During the reign of the last king, Chief’s relationship with the palace was often rocky. Twice, he was labelled royal “persona non grata” over conduct described as unbecoming of an underling of the great king whose own grandpa stood up to British invaders two centuries ago without batting an eyelid.
On a personal note, Chief’s avuncular build easily creates imperial airs around him. Given his fair skin, many prefer to call him “Yellow Man” behind his back.
This time, Chief’s beef with the palace has to do with his sartorial preference on the day the new king ascended his father’s stool. Before then, not a few tongues had been wagging over his staying aloof while other chiefs were dutifully running up and down to ensure that the occasion was successful.
On the D-Day, Chief typically turned up flamboyantly in eye-popping automobile, obviously to “oppress” most other chiefs who are materially less endowed.

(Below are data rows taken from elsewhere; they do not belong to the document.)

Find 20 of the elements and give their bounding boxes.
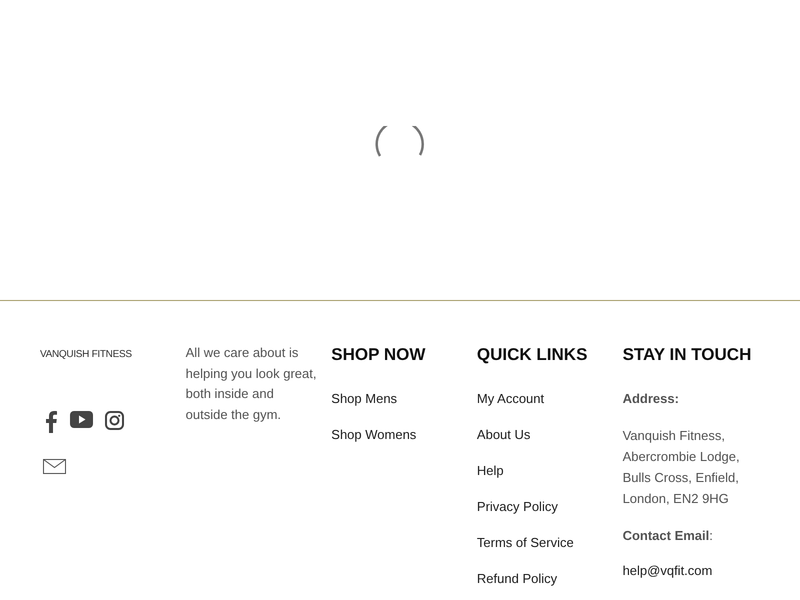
column-heading: QUICK LINKS	[476, 345, 588, 366]
brand-logo[interactable]: VANQUISH FITNESS	[40, 347, 132, 362]
email-label: Contact Email:	[622, 528, 714, 544]
footer-link[interactable]: Shop Womens	[331, 427, 463, 444]
address-text: Vanquish Fitness, Abercrombie Lodge, Bulls Cross, Enfield, London, EN2 9HG	[622, 427, 741, 508]
footer-link[interactable]: Refund Policy	[476, 571, 609, 588]
footer-link[interactable]: My Account	[476, 391, 609, 408]
column-heading: SHOP NOW	[331, 345, 426, 366]
column-heading: STAY IN TOUCH	[622, 345, 752, 366]
footer-link[interactable]: About Us	[476, 427, 609, 444]
instagram-icon[interactable]	[105, 410, 124, 432]
mail-icon[interactable]	[43, 458, 66, 474]
footer-link[interactable]: Terms of Service	[476, 535, 609, 552]
footer-link[interactable]: Privacy Policy	[476, 499, 609, 516]
facebook-icon[interactable]	[44, 410, 58, 432]
address-label: Address:	[622, 391, 680, 408]
footer-link[interactable]: Help	[476, 463, 609, 480]
email-link[interactable]: help@vqfit.com	[622, 563, 766, 580]
about-text: All we care about is helping you look great, both inside and outside the gym.	[186, 344, 318, 424]
footer-link[interactable]: Shop Mens	[331, 391, 463, 408]
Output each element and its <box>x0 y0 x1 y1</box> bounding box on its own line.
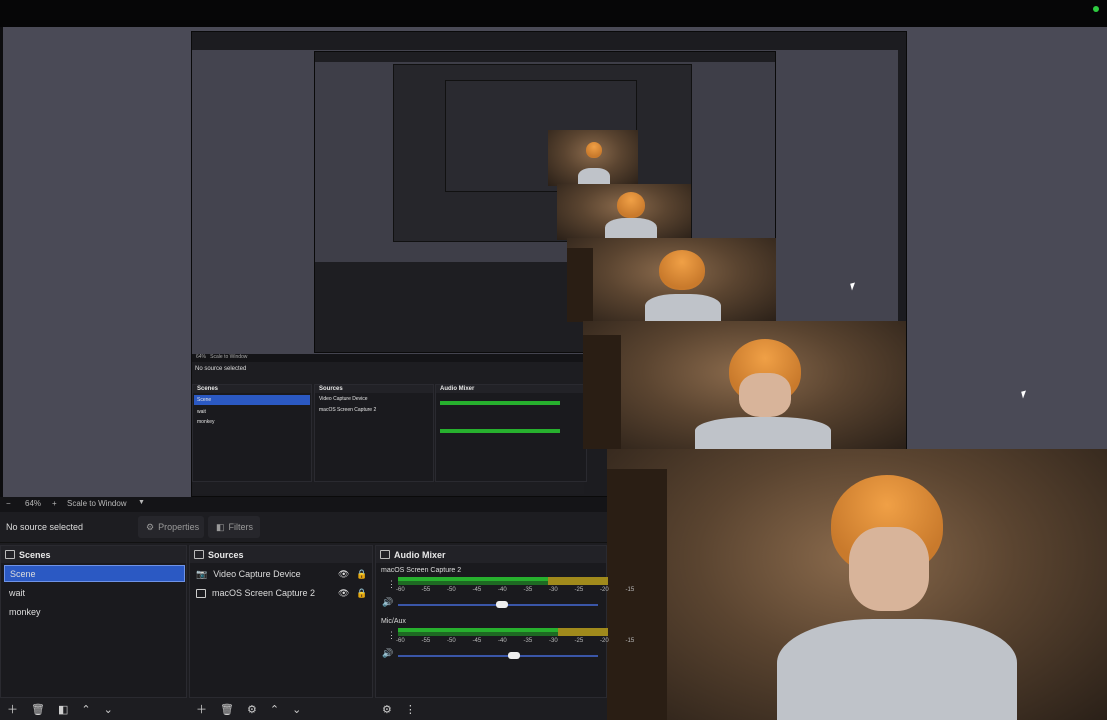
scene-label: monkey <box>9 606 41 617</box>
sources-dock-title: Sources <box>190 546 372 563</box>
dock-icon <box>5 550 15 559</box>
more-icon[interactable]: ⋮ <box>387 630 396 641</box>
scenes-toolbar: ＋ 🗑 ◧ ⌃ ⌄ <box>1 699 113 719</box>
filter-icon: ◧ <box>216 521 225 532</box>
filters-label: Filters <box>228 522 254 532</box>
chevron-down-icon[interactable]: ⌄ <box>104 703 113 716</box>
dock-icon <box>194 550 204 559</box>
volume-knob[interactable] <box>508 652 520 659</box>
source-toolbar: No source selected ⚙ Properties ◧ Filter… <box>0 514 607 543</box>
level-meter <box>398 628 608 636</box>
trash-icon[interactable]: 🗑 <box>31 703 45 716</box>
zoom-level: 64% <box>25 499 42 508</box>
speaker-icon[interactable]: 🔊 <box>382 597 393 608</box>
volume-slider[interactable] <box>398 601 598 608</box>
chevron-up-icon[interactable]: ⌃ <box>270 703 279 716</box>
gear-icon[interactable]: ⚙ <box>247 703 257 716</box>
audio-mixer-title: Audio Mixer <box>394 549 446 560</box>
sources-title: Sources <box>208 549 244 560</box>
filters-button[interactable]: ◧ Filters <box>208 516 260 538</box>
zoom-bar: − 64% + Scale to Window ▼ <box>0 497 607 512</box>
trash-icon[interactable]: 🗑 <box>220 703 234 716</box>
filter-icon[interactable]: ◧ <box>58 703 68 716</box>
audio-mixer-dock: Audio Mixer macOS Screen Capture 2 ⋮ -60… <box>375 545 634 716</box>
add-icon[interactable]: ＋ <box>196 701 207 717</box>
scene-item[interactable]: monkey <box>4 603 185 620</box>
eye-icon[interactable]: 👁 <box>338 569 349 580</box>
level-meter <box>398 577 608 585</box>
more-icon[interactable]: ⋮ <box>387 579 396 590</box>
dock-icon <box>380 550 390 559</box>
scene-label: Scene <box>10 568 36 579</box>
properties-label: Properties <box>158 522 200 532</box>
camera-icon: 📷 <box>196 568 208 579</box>
eye-icon[interactable]: 👁 <box>338 588 349 599</box>
scenes-dock: Scenes Scene wait monkey ＋ 🗑 ◧ ⌃ ⌄ <box>0 545 187 716</box>
scale-mode-select[interactable]: Scale to Window <box>67 499 127 508</box>
lock-icon[interactable]: 🔒 <box>356 588 367 599</box>
audio-mixer-title-bar: Audio Mixer <box>376 546 606 563</box>
sources-dock: Sources 📷 Video Capture Device 👁 🔒 macOS… <box>189 545 373 716</box>
advanced-audio-icon[interactable]: ⚙ <box>382 703 392 716</box>
chevron-down-icon[interactable]: ⌄ <box>292 703 301 716</box>
recording-indicator <box>1093 6 1099 12</box>
webcam-frame-5 <box>557 184 691 240</box>
gear-icon: ⚙ <box>146 521 155 532</box>
monitor-icon <box>196 588 206 598</box>
scenes-dock-title: Scenes <box>1 546 186 563</box>
webcam-frame-3 <box>583 321 906 449</box>
channel-name: macOS Screen Capture 2 <box>381 567 462 574</box>
source-item[interactable]: 📷 Video Capture Device 👁 🔒 <box>196 565 367 583</box>
status-text: No source selected <box>6 522 84 532</box>
source-label: macOS Screen Capture 2 <box>212 588 316 598</box>
zoom-in-button[interactable]: + <box>52 499 57 508</box>
chevron-up-icon[interactable]: ⌃ <box>81 703 90 716</box>
webcam-frame-4 <box>567 238 776 322</box>
scene-item[interactable]: wait <box>4 584 185 601</box>
chevron-down-icon[interactable]: ▼ <box>138 499 145 506</box>
meter-scale: -60 -55 -50 -45 -40 -35 -30 -25 -20 -15 <box>396 587 635 593</box>
lock-icon[interactable]: 🔒 <box>356 569 367 580</box>
sources-toolbar: ＋ 🗑 ⚙ ⌃ ⌄ <box>190 699 301 719</box>
nested-obs-panels: 64% Scale to Window No source selected S… <box>192 354 588 494</box>
properties-button[interactable]: ⚙ Properties <box>138 516 204 538</box>
volume-knob[interactable] <box>496 601 508 608</box>
channel-name: Mic/Aux <box>381 618 406 625</box>
mixer-toolbar: ⚙ ⋮ <box>376 699 416 719</box>
more-icon[interactable]: ⋮ <box>405 703 416 716</box>
volume-slider[interactable] <box>398 652 598 659</box>
source-label: Video Capture Device <box>213 569 301 579</box>
meter-scale: -60 -55 -50 -45 -40 -35 -30 -25 -20 -15 <box>396 638 635 644</box>
webcam-frame-6 <box>548 130 638 186</box>
speaker-icon[interactable]: 🔊 <box>382 648 393 659</box>
scene-item[interactable]: Scene <box>4 565 185 582</box>
window-top-bar <box>0 0 1107 27</box>
add-icon[interactable]: ＋ <box>7 701 18 717</box>
zoom-out-button[interactable]: − <box>6 499 11 508</box>
scene-label: wait <box>9 587 26 598</box>
source-item[interactable]: macOS Screen Capture 2 👁 🔒 <box>196 584 367 602</box>
scenes-title: Scenes <box>19 549 51 560</box>
webcam-frame-main <box>607 449 1107 720</box>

Drama started when Chief attempted to hijack the role of the chief usher at the entrance of the magnificent marquee which received the high and mighty from far and wide, including the second calabash to PMB, a bid fiercely resisted by a coterie of chiefs whose eyes had become glazed due to the sleepless nights they had endured to ensure the occasion’s success.
Unable to have his way there, Chief quietly walked down to the seats reserved for senior natives like him. No sooner had he taken his seat than he fished out a fancy red cap and put it on his head. Such conduct is ordinarily considered unbecoming of any chief before the great king, much less on an extra-ordinary occasion like coronation.
Very soon, word was sent to Chief to quickly “behave”, lest another round of “wahala” was opened for him. Quietly, he obeyed. Perhaps, in quiet protest, he did not wait till the end of the colourful ceremony.